From a subjective perspective, the fusion images between the first and third groups, as well as the fourth group of experiments reveal that C1, C4, C5, C6, C7, and the proposed fusion model algorithm exhibit superior color restoration, edge contour retention, and detail texture preservation. However, C2, C3, and C8, while maintaining good contour texture, suffer from severe color distortion and exhibit a significant color gap from the original multispectral images, resulting in poor fusion performance. The fused image results of the second group of experiments are similar to those of the first group of experiments. C1, C4, C5, C6, C7, and the proposed fusion model algorithm demonstrate commendable image fusion effects, while C2, C3, and C8 show subpar fusion results.

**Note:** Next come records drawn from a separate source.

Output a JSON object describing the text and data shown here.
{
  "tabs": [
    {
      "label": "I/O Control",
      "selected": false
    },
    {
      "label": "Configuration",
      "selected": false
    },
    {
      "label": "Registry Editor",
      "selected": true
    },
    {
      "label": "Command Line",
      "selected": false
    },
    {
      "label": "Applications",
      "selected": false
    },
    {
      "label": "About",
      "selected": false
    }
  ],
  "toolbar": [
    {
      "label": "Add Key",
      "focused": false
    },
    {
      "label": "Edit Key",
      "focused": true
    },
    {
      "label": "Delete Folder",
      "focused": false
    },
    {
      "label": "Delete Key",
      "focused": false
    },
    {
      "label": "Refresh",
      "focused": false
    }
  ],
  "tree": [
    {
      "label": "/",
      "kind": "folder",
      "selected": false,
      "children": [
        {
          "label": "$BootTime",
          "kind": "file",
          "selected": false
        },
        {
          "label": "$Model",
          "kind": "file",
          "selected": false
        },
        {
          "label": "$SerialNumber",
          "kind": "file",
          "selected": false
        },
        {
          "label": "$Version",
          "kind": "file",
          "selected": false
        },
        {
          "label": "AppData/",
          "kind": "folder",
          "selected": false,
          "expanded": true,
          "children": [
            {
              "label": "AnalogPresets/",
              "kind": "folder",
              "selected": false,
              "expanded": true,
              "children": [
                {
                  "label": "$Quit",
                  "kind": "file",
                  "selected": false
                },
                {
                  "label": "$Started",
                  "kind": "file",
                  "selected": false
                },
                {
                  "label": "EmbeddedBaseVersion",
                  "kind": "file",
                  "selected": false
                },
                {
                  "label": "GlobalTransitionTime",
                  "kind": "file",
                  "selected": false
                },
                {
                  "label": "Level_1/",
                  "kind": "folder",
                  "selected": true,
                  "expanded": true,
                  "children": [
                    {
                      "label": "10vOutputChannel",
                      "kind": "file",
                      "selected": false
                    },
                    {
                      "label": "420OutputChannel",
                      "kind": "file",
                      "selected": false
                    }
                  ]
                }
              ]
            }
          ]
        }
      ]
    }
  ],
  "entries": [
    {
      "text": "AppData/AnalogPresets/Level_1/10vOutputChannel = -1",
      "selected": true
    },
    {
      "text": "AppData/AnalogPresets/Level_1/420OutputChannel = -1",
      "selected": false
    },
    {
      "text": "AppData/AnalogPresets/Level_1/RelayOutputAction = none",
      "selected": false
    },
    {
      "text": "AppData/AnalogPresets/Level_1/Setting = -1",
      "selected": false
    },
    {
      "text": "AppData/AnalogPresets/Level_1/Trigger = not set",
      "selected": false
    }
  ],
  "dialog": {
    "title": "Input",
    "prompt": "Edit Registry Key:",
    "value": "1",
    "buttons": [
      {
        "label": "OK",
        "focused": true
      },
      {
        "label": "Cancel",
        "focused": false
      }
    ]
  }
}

In the objective evaluation of fusion effects, this study utilizes eight fusion assessment parameters, namely mean squared error (MSE), color consistency index (CCI), peak signal-to-noise ratio (PSNR), structural similarity index (SSIM), distortion degree (DD), similarity measure (SM), correlation coefficient (CC), and mutual information (MI). MSE measures the expected value of the squared difference between estimated and true parameter values, indicating the degree of data variation. A smaller MSE implies better accuracy in describing experimental data. CCI gages the perceptual color difference between two colors, with higher CCI values indicating smaller color differences between the fusion and source images. PSNR represents the mean squared error between the fusion and original images, with higher values signifying lower image distortion. SSIM quantifies the similarity between two images, where larger SSIM values indicate greater similarity between the fusion and source images. DD assesses image distortion, with smaller values denoting less distortion in fusion images. SM measures image similarity, with larger values indicating better fusion effects. CC reflects the statistical indicator of the closeness of the relationship between variables, with larger values indicating a stronger correlation. MI measures the distance (similarity) between two distributions, with larger values indicating higher similarity between the fusion and source images.

Tables 1, 2, 3 and 4 demonstrate that the proposed fusion model algorithm holds a dominant position in all four sets of experiments across the eight evaluation metrics. In comparisons with eight other algorithms, all the data are in the first place. The algorithm exhibits superior color retention in fusion images, coupled with lower spectral distortion, demonstrating outstanding image fusion performance and applicability to various image fusion scenarios.

5 Conclusion

The experimental results highlight the efficacy of the proposed fusion model algorithm in maintaining color accuracy and minimizing spectral losses within the domain of remote sensing image fusion. Additionally, it demonstrates a robust performance in preserving image edge contours and textures during the fusion process. Future research will focus on refining and enhancing the overall image fusion performance of this model.